La duda de todo discurso, los meandros por los que se anda a tientas y no llevan a ninguna parte a la hora de querer seducir el pensamiento o la imagen para hacerlos encallar en la palabra, es el asunto central de este libro que, a veces, se atiene al astuto o desastroso recurso de mostrar la frase, digamos, “como sobre el aire”, atravesada por una línea horizontal que nos recuerda que el poeta la desaprobó, que no traduce lo que quiso decir, o que la deja sin embargo como la huella de una ausencia, de una imposibilidad, tal cual ocurre en “Poltergeist 2”.

Es sintomática, casi angustiosa o mórbida, la red de “perfiles, claves, silencios, alteraciones” (escribiría Monsiváis) en que se atora la escritura de Paniagua. Es inevitable, también: el poeta intenta, invoca siempre una realidad intraducible en la que todo se vuelve aproximación. El autor apela incluso, en alguno de sus textos, a los meros signos de puntuación, esparcidos en el blanco de la página como las palabras de Mallarmé, para reconocerse en el silencio que deambula en el fondo, en lo indecible, en la renuncia a toda efectividad verbal: “No digo: callo:/ del dogal,/ el silencio de la asfixia:/ la lengua enloquecida/ que se asoma,/ pero no dice.”

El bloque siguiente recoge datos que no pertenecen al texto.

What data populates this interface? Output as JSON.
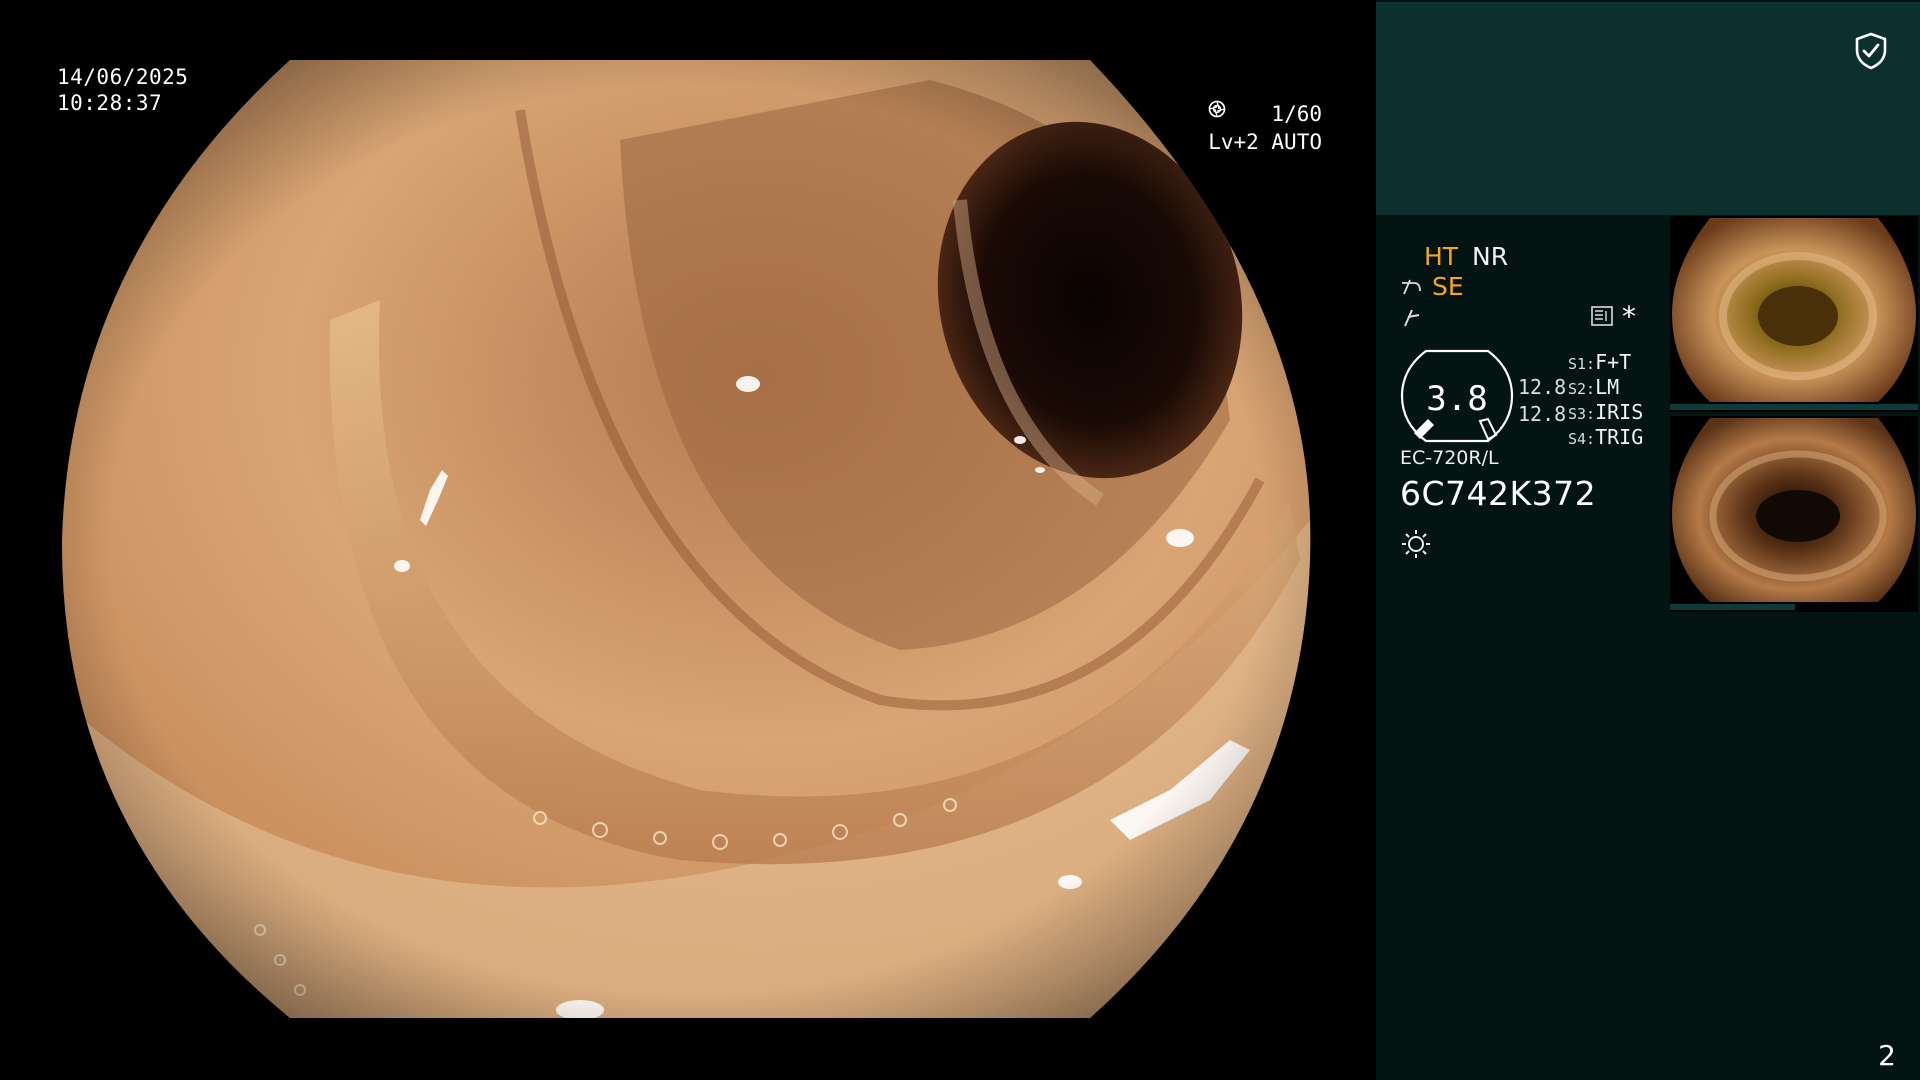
{
  "overlay": {
    "date": "14/06/2025",
    "time": "10:28:37",
    "shutter": "1/60",
    "level": "Lv+2 AUTO"
  },
  "panel": {
    "modes": {
      "ht": "HT",
      "nr": "NR",
      "se": "SE"
    },
    "icons": {
      "security": "shield-check-icon",
      "scope_angle": "scope-angle-icon",
      "focus": "focus-icon",
      "record": "book-icon",
      "asterisk": "*",
      "light": "light-icon"
    },
    "gauge_value": "3.8",
    "f_values": [
      "12.8",
      "12.8"
    ],
    "switches": [
      {
        "key": "S1:",
        "value": "F+T"
      },
      {
        "key": "S2:",
        "value": "LM"
      },
      {
        "key": "S3:",
        "value": "IRIS"
      },
      {
        "key": "S4:",
        "value": "TRIG"
      }
    ],
    "scope_model": "EC-720R/L",
    "scope_serial": "6C742K372",
    "page_number": "2"
  },
  "colors": {
    "accent_orange": "#f7a623",
    "panel_top": "#0b302d",
    "panel_bg": "#031413"
  }
}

No es difícil conjeturar que la tarea que ha acometido Paniagua es un arma de dos filos: por un lado, deja frente a una crisis de credibilidad sus posibles siguientes libros, pues ha intentado en este atisbar una suerte de negación de la escritura; por otro, el esfuerzo emprendido, bien encuadrado y límpido como, precisamente, la tarea entregada por un escolar emérito, es ya casi un lugar común de la poesía y es difícil cosechar donde tantos (como los poetas que él mismo invoca en los tantos epígrafes y señuelos del libro) han abrevado con tan diversa y provechosa suerte.

El último poema del libro está conformado por una serie de breves aproximaciones a Julia Pastrana, la así llamada “mujer más fea del mundo”, una indígena prognata sinaloense del siglo antepasado cuya peculiaridad anatómica (una doble hilera de dientes) la hiciera famosa, indecentemente exhibible y hasta conocida por Darwin bajo el equívoco apelativo (otro más: la vida de esta mujer fue, como puede suponerse, una infame gramática de inexactitudes desastrosas) de “bailarina española”. Paniagua no monta ninguna denuncia social sino, más bien, reconstruye lo que se sabe de esta historia con fraseo fragmentario para cerrar el libro y de algún modo metaforizar, me parece, cómo la realidad se deshace asimismo en desobediencias genéticas, sociológicas, históricas, que muestran su obsceno rostro equívoco con idéntico desamparo al de la palabra en el texto, señalándonos cómo el mundo es una escritura que, todavía, no podemos descifrar.